Viewing 5 replies - 1 through 5 (of 5 total)
  • Phil

    (@fullysupportedphil)

    Automattic Happiness Engineer

    Hey Mark, sorry to hear about the bad experience with your site.

    >I am absolutely amazed that with 40-50 users trying to use the site at once, it falls over and I can’t imagine that only 15 users can access the database at any 1 time otherwise

    Bluehost is typically a good hosting company, but that said I’m not familiar with all of their different plans and any limitations they may have.

    Having ~40 simultaneous visitors on your website should not be an issue, regardless of your host and hosting packaging. This is not a significant load for a WordPress site.

    Have you already looked through your server error logs to see if they help to show what the actual error is? That may help to show if your host is correct and it’s a database access/timeout issue. Or if it’s something else. If you aren’t sure on how to find the error logs for your server, your host can help with that.

    The other thing to keep in mind, is that this can be an issue caused by third-party plugins on your site or even your theme. If they are not coded properly, or if they are causing conflicts – that can easily crash your site.

    There are third-party systems that you can use for load testing your WordPress site. I don’t recommend any in particular but a popular one I’ve seen is https://loader.io. Tools like that may be helpful to see if the same issue happens when only WooCommerce and WordPress are running with the default Twenty Twenty or Storefront theme.

    Thread Starter mparsons501979

    (@mparsons501979)

    Hi Phil,

    Really appreciate you taking the time to respond to my post.

    I haven’t looked at the server logs, mainly as I don’t know how to, but I would expect Bluehost to be doing that when I raise a support query with them, just like I have done 2 Sundays in a row. All I get from them are stab-in-the-dark solutions and no definitive ‘this is what went wrong’ statement. I’ll have a nose around my c-panel and see what I can find with some research on the web.

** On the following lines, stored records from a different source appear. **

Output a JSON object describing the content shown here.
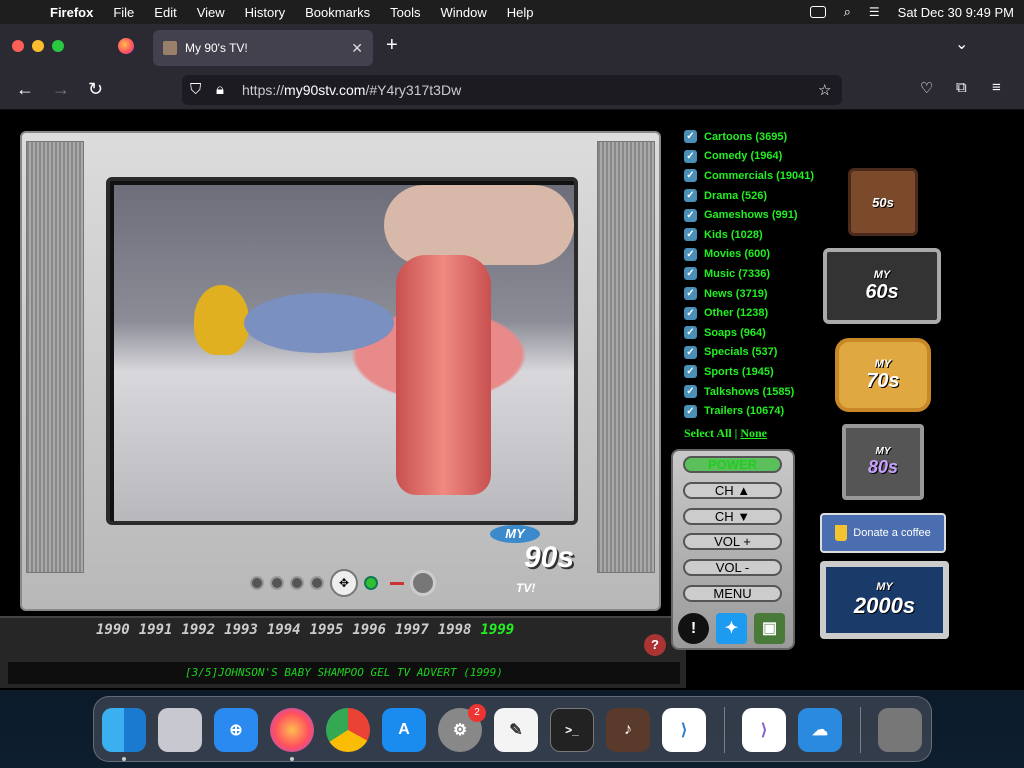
{
  "menubar": {
    "app": "Firefox",
    "items": [
      "File",
      "Edit",
      "View",
      "History",
      "Bookmarks",
      "Tools",
      "Window",
      "Help"
    ],
    "clock": "Sat Dec 30  9:49 PM"
  },
  "browser": {
    "tab_title": "My 90's TV!",
    "url_host": "my90stv.com",
    "url_prefix": "https://",
    "url_rest": "/#Y4ry317t3Dw"
  },
  "categories": [
    {
      "label": "Cartoons (3695)",
      "checked": true
    },
    {
      "label": "Comedy (1964)",
      "checked": true
    },
    {
      "label": "Commercials (19041)",
      "checked": true
    },
    {
      "label": "Drama (526)",
      "checked": true
    },
    {
      "label": "Gameshows (991)",
      "checked": true
    },
    {
      "label": "Kids (1028)",
      "checked": true
    },
    {
      "label": "Movies (600)",
      "checked": true
    },
    {
      "label": "Music (7336)",
      "checked": true
    },
    {
      "label": "News (3719)",
      "checked": true
    },
    {
      "label": "Other (1238)",
      "checked": true
    },
    {
      "label": "Soaps (964)",
      "checked": true
    },
    {
      "label": "Specials (537)",
      "checked": true
    },
    {
      "label": "Sports (1945)",
      "checked": true
    },
    {
      "label": "Talkshows (1585)",
      "checked": true
    },
    {
      "label": "Trailers (10674)",
      "checked": true
    }
  ],
  "select": {
    "all": "Select All",
    "sep": " | ",
    "none": "None"
  },
  "remote": {
    "power": "POWER",
    "ch_up": "CH ▲",
    "ch_down": "CH ▼",
    "vol_up": "VOL +",
    "vol_down": "VOL -",
    "menu": "MENU"
  },
  "years": [
    "1990",
    "1991",
    "1992",
    "1993",
    "1994",
    "1995",
    "1996",
    "1997",
    "1998",
    "1999"
  ],
  "active_year": "1999",
  "caption": "[3/5]JOHNSON'S BABY SHAMPOO GEL TV ADVERT (1999)",
  "tv_logo": {
    "my": "MY",
    "num": "90s",
    "tag": "TV!"
  },
  "decades": [
    "50s",
    "60s",
    "70s",
    "80s",
    "2000s"
  ],
  "decade_my": "MY",
  "decade_tv": "TV!",
  "donate": "Donate a coffee",
  "dock_badge": "2",
  "colors": {
    "accent_green": "#22ee22",
    "remote_blue": "#4a6eb0"
  }
}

    I have thought about load-testing the site on my staging area but hadn’t thought to remove all the plugins first so thank you for that suggestion. I know what will happen though, it’ll fall over. If I work out how to view the logs then it may be handy to see it in real time.

    Thanks, Mark.

    Phil

    (@fullysupportedphil)

    Automattic Happiness Engineer

    Looks like they have a guide on viewing error logs here:

    https://my.bluehost.com/hosting/help/562

    the PHP Error Logs are the ones that you’ll want to look at.

    Thread Starter mparsons501979

    (@mparsons501979)

    Appreciate it, thank you

    Kenin

    (@kbassart)

    Automattic Happiness Engineer

    We haven’t heard back from you in a while, so I’m going to mark this as resolved – if you have any further questions, you can start a new thread.